O garroteamento da imprensa

O articulista destaca: "resolvi escrever sobre a boa imprensa, aquela que não se utiliza de recursos para informar e analisar os fatos, e checa verdadeiramente a notícia".

O garroteamento da imprensa

Ednilson Maciel, por Flávio Lauria*

Publicado em: 09/10/2024 às 08:56 | Atualizado em: 09/10/2024 às 08:56

Estava decidido a comentar sobre a eleição de domingo, e o segundo turno definido, com surpresa colocando o deputado Alberto Neto no segundo turno junto com o atual prefeito de Manaus.

Mas, resolvi escrever sobre a boa imprensa, aquela que não se utiliza de recursos para informar e analisar os fatos, e checa verdadeiramente a notícia, sem a pretensão de querer induzir o leitor ou telespectador.

Lembro então de Ruy Barbosa, que era o luzeiro guia de nossas vidas e para ele nos voltávamos sempre que algum direito estava colocado diante de perigo iminente.

De quantos ensinamentos foram bebidos nas páginas imortais do notável tribuno e jurista, nos prélios estudantis e nas lutas pelas liberdades cívicas sempre ressumavam conceitos a respeito da liberdade de imprensa, a “rainha das liberdades”, segundo Thomaz Jefferson, os olhos da nação, por intermédio dos quais ela fica sabendo o que se passa em seu redor, devassa aquilo que lhe ocultam, expõe ao pelourinho do julgamento popular os corruptos e corruptores.

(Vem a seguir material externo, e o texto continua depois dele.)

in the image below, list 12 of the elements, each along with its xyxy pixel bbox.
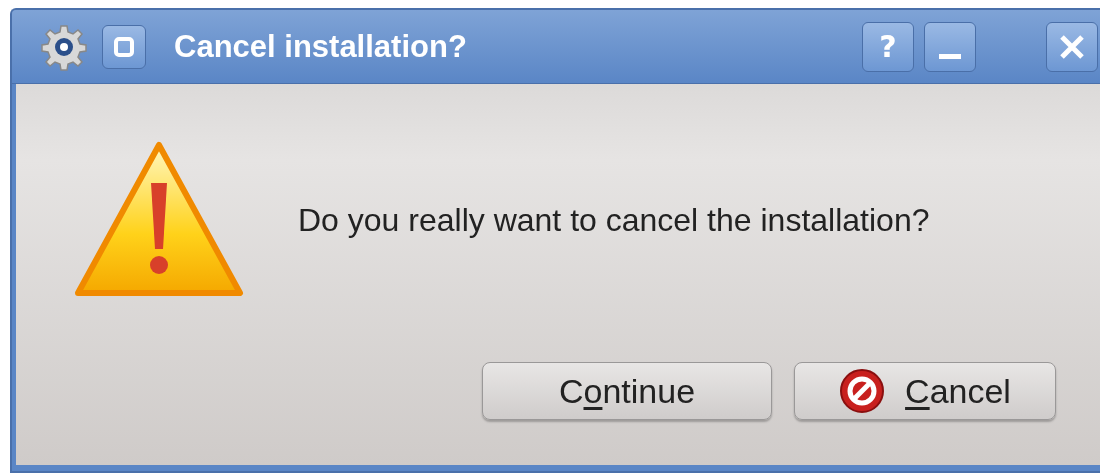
gear-icon[interactable] <box>40 22 88 71</box>
message-text: Do you really want to cancel the installation? <box>298 201 930 239</box>
continue-button[interactable]: Continue <box>482 362 772 420</box>
close-button[interactable] <box>1046 21 1098 72</box>
cancel-button[interactable]: Cancel <box>794 362 1056 420</box>
window-icon <box>113 35 135 58</box>
window-menu-button[interactable] <box>102 24 146 69</box>
minimize-icon <box>939 54 961 59</box>
close-icon <box>1058 32 1086 61</box>
stop-icon <box>839 368 886 414</box>
minimize-button[interactable] <box>924 21 976 72</box>
window-title: Cancel installation? <box>174 28 468 65</box>
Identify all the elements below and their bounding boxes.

De todas as liberdades, não há nenhuma mais conspícua e mais necessária.

Se tais conceitos e definições ganharam foros de verdades definitivas, não menos verdadeiro é que a liberdade de imprensa no mundo vem sofrendo a agressão de aprendizes de tiranos, a pressão dos endinheirados e a intolerância dos liberticidas.

Abatem-se sobre ela as mais variadas tentativas de garroteamento, desde a força bruta até os blandiciosos acenos da pecúnia com os quais governos fracos e incompetentes tentam embair a opinião pública.

Se as pressões econômicas e financeiras são desfiguradoras do verdadeiro papel da imprensa livre, não menos verdade é que o engajamento político-ideológico da mídia constitui, nos dias de hoje, espécie de câncer capaz de fragilizá-la até a morte.

Nesses estamentos radicais concentra-se o grande perigo a ameaçá-la.

Tanto à esquerda quanto à direita montam acampamento os verdadeiros inimigos da verdadeira liberdade de imprensa. Ambos se alimentam de preconceitos, nada mais nada menos de velhos ranços autoritários.

Por paradoxal que possa parecer, outorgam-se a condição de defensores da liberdade para poder mais facilmente esmagá-la.

Não faz parte do cardápio dos tiranetes, quando no exercício do poder, permitir excesso de liberdade de imprensa, salvo quando ela se transforma em turibularia para o cantochão das louvaminhas estereotipadas.

É o que está acontecendo com o tirano Maduro na Venezuela.

Por mais que tenha o gado de cores preconceituosas, a tentativa de sua punição foi ato falho de quem fez seu aprendizado nos tratados de autoritarismo político chavista.

É o mesmo padrão de prosélitos de José Saramago, para quem “a democracia é uma santa coberta de chagas, cheira mal e, ainda por cima, é surda. E mente quantos dentes tem na boca”.

Quando verdadeiros democratas, entendidos aqueles por convicção e formação, não por ocasião ou oportunismo político, são atingidos por abusos no exercício da verdadeira liberdade de imprensa, sua reação é assinalada pela tolerância e a crença na superioridade da verdade. Se desejarmos tomar como exemplo dois mineiros ilustres que mais terrivelmente sofreram as assacadilhas de jornais e jornalistas no abuso de sua liberdade, retiramos de suas vidas o melhor modelo de paciência democrática.

Juscelino Kubitschek e Israel Pinheiro padeceram das mais iníquas e sórdidas campanhas contra sua honra e sua capacidade pessoal.

Responderam sempre com arrasador silêncio e menosprezo aos acusadores, encontrando na consciência neutra da história o julgamento definitivo quanto à sua dignidade e ao seu discernimento de homens públicos.

A expulsão de jornalistas foi o despertar do subconsciente autoritário que presidiu a formação marxista do chavismo a quem Lula parece admirar, e ainda prevalece em sua conduta e decisões.

A democracia, que, no conceito de Saramago, “cheira mal”, foi o remédio simples e nobre que restaurou a dignidade da liberdade que representa todas as outras.

*O autor é mestre e doutor em administração pública.